Longitudinal Analysis of Cerebrospinal Fluid and Plasma HIV-1 Envelope Sequences Isolated From a Single Donor with HIV Asymptomatic Neurocognitive Impairment
Objective: Combined antiretroviral treatment (cART) has changed the clinical presentation of HIV-associated neurocognitive disorders (HAND) to that of the milder forms of the disease. Asymptomatic neurocognitive impairment (ANI) is now more prevalent and is associated with increased morbidity and mortality risk in HIV-1–infected people. HIV-1 envelope (env) genetic heterogeneity has been detected within the central nervous system (CNS) of individuals with ANI. Changes within env determine co-receptor use, cellular tropism, and neuropathogenesis. We hypothesize that compartmental changes are associated with HIV-1 env C2V4 during ANI and sought to analyze paired HIV-1 env sequences from plasma and cerebrospinal fluid (CSF) of a female subject undergoing long-term cART.
Methods: Paired plasma and CSF samples were collected at 12-month intervals and HIV-1 env C2V4 was cloned and sequenced.
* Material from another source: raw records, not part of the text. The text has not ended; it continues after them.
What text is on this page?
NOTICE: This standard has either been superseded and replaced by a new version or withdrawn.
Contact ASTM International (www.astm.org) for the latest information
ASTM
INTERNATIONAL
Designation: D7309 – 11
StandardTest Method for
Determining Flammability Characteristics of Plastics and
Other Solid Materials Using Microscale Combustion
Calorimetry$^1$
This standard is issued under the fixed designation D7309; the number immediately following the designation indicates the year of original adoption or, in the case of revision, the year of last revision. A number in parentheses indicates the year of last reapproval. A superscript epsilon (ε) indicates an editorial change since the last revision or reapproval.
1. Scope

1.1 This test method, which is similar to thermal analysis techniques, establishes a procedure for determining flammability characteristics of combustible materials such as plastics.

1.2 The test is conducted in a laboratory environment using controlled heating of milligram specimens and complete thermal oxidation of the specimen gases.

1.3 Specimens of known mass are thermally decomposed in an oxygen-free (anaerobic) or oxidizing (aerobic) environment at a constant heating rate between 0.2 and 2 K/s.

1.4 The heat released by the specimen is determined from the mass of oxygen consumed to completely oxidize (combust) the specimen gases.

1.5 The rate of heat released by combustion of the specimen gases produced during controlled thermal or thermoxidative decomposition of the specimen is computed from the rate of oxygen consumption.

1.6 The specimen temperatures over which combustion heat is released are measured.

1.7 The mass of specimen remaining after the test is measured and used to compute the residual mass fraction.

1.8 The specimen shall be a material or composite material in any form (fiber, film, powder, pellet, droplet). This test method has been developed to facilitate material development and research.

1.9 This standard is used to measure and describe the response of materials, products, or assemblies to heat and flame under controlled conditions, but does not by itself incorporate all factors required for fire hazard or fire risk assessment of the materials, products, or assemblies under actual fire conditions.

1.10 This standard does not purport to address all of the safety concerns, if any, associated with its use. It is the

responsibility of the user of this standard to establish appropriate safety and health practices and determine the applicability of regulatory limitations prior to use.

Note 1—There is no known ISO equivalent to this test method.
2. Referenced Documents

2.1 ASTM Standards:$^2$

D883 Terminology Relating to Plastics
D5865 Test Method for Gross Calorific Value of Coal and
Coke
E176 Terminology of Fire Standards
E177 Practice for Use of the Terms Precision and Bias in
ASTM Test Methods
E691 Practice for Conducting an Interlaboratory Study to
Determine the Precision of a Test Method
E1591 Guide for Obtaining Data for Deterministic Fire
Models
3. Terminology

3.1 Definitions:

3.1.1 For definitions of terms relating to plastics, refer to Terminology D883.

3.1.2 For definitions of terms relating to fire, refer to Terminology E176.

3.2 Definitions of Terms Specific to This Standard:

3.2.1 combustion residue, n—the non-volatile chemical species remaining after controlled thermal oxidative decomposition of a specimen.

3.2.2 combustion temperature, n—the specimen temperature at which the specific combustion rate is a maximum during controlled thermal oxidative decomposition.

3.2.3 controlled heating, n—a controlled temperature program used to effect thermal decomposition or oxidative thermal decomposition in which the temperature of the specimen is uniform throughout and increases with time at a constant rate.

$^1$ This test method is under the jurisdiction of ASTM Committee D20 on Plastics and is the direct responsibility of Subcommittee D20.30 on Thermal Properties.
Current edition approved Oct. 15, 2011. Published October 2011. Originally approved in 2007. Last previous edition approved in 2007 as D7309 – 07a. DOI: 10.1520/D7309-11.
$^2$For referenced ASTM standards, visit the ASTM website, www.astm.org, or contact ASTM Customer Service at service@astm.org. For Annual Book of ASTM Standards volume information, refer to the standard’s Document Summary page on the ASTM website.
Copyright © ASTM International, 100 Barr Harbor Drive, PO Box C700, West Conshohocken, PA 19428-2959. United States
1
Results: Phylogenetic analysis of paired samples consistently showed genetic variants unique to the CSF. Phenotypic prediction showed CCR5 (R5) variants for all CSF-derived sequences and showed minor X4 variants (or dual-tropic) in the plasma at later time points. Viral compartmentalization was evident throughout the study, suggesting that the occurrence of distinctive env strains may contribute to the neuropathogenesis of HAND.
Conclusions: Our study provides new insights about the genetic characteristics within the C2V4 of HIV-1 env that persist after longterm cART and during the course of persistent ANI.